4.3.5 Examining and testing of service-terminated products to obtain useful design information
Service terminated products were collected and examined to ascertain the cause of its failure thereby shortcomings of design and materials. This provided some vital information for redesign of the newly designed tricycle rickshaw. One such case in hand was rear wheel bearing and bearing block. It was found that the rear wheel bearings used to get damaged frequently. There were also few cases of breakage of bearing block during operation of the rickshaw. The causes for these were traced to:
i. Breakage of bearing is due to lack of oiling and greasing. This itself is to be attributed to difficulty in oiling and greasing by the rickshaw pullers. The bearing block used is designed to protect the bearing from dirt and dust by enclosing it (Fig. 5.33, p165). The axle comes out through the opening at both sides of the bearing block. Therefore for oiling and greasing require dismantling the bearing block. Normal rickshaw puller as well as mechanics in rickshaw repairing shop are not habituated at this. For oiling and greasing, mechanics charge higher amount. Every time it amounts around Rs. 20.00 – 25.00. But with traditional foot pedaled tricycle rickshaw with locally fabricated bearing bracket keep the bearing exposed (Fig. 5.32, p 165) and this assist in frequent oiling and greasing without dismantling anything and hence more convenient. This prevented the damage and failure of the bearings. This has been incorporated in the new design.

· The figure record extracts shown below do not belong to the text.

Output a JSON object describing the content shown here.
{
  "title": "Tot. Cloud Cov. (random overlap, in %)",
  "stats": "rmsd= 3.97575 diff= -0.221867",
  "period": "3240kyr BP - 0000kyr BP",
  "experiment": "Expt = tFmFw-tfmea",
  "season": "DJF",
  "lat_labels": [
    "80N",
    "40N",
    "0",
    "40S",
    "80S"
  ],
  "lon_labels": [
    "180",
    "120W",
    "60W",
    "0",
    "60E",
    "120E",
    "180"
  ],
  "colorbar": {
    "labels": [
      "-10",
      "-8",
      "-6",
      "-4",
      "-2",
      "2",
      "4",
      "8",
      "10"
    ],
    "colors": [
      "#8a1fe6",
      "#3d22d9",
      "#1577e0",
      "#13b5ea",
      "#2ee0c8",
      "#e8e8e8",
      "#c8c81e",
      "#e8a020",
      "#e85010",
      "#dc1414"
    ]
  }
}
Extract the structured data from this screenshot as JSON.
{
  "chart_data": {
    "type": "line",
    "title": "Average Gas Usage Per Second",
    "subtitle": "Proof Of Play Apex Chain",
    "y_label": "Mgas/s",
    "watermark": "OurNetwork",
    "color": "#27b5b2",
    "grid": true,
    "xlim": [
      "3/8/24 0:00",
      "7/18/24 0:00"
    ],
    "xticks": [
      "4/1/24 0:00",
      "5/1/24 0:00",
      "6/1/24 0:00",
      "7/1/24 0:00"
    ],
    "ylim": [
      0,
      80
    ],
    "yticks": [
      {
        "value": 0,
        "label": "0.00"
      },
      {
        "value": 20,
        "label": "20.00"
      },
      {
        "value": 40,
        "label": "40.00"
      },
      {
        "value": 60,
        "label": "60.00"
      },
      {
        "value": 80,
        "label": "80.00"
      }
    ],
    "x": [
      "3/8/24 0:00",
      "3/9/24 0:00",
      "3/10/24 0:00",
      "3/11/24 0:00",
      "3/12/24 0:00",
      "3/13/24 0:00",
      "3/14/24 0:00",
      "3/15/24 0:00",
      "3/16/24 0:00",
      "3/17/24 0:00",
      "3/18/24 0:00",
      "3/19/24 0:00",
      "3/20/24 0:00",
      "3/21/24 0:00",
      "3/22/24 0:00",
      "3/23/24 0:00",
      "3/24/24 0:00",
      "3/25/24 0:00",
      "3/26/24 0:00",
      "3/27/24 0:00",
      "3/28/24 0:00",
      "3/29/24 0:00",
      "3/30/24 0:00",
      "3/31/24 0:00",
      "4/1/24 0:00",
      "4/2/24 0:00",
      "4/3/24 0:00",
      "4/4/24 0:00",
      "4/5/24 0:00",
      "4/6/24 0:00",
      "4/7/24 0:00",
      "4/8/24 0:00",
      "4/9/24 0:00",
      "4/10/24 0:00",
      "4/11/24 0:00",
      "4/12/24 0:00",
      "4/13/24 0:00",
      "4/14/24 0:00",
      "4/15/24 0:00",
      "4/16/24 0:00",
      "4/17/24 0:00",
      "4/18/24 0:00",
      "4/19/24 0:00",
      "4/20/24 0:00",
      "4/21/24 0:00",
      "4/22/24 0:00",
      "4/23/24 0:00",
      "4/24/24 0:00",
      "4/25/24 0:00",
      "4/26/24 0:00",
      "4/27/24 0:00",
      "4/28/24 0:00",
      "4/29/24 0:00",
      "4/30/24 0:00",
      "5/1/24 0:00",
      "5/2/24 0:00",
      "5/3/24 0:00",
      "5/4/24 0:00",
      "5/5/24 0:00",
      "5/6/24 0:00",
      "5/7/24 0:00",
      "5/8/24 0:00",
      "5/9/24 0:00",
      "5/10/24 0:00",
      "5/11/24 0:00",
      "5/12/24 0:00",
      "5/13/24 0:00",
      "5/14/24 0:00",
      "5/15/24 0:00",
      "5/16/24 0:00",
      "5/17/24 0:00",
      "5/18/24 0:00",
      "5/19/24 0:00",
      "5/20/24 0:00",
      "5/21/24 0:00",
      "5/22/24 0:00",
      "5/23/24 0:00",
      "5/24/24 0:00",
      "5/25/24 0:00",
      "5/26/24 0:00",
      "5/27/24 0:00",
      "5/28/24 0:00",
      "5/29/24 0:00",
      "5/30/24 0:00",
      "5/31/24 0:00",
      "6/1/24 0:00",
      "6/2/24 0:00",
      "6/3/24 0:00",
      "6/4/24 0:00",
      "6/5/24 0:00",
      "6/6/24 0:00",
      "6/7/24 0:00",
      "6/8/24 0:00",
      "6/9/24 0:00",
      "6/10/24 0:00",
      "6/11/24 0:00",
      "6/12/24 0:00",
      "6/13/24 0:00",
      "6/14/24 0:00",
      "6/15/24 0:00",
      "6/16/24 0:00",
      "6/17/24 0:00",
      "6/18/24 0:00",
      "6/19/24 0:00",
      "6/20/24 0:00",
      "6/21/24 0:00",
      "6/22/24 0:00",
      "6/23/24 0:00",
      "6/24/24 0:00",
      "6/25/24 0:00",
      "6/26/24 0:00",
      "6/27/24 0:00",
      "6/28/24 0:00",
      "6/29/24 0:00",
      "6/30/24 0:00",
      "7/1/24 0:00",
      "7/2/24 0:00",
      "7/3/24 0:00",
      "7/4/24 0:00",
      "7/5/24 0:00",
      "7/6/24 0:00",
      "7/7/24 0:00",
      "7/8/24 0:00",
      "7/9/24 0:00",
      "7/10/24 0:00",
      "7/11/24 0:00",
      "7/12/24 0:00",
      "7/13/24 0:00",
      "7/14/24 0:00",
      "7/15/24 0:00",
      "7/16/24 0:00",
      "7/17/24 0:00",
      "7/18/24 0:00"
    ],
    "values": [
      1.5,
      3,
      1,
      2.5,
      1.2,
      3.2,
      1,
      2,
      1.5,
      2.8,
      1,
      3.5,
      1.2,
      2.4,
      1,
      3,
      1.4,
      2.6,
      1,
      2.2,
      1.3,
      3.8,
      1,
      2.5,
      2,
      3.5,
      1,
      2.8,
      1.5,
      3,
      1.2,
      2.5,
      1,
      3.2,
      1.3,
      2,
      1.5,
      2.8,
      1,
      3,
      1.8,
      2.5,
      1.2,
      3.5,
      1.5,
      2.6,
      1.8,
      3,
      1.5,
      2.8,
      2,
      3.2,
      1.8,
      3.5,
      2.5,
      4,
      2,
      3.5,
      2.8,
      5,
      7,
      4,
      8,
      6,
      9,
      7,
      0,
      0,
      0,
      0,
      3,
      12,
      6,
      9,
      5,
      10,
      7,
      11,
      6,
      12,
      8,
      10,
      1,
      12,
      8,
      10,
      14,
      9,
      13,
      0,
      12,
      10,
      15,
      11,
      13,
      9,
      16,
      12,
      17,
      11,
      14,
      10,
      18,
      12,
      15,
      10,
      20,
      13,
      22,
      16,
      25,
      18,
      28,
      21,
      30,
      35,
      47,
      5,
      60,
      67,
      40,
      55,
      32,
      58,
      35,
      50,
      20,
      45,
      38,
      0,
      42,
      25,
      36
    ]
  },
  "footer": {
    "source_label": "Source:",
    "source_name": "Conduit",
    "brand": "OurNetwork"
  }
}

ii. Second aspect of breakage of bearing block was due to absence of a rubber piece used as dampener between the bearing and the bearing block and a wooden piece between the chassis bracket and the bearing block used for mounting the bearing block to the chassis. Thus being a cast iron piece, during sudden shock on road, the bearing block used to crack. It was also found that in a few cases, bearing block itself was sub-standard. Usage of mild steel bracket in the new design increases the life of the component.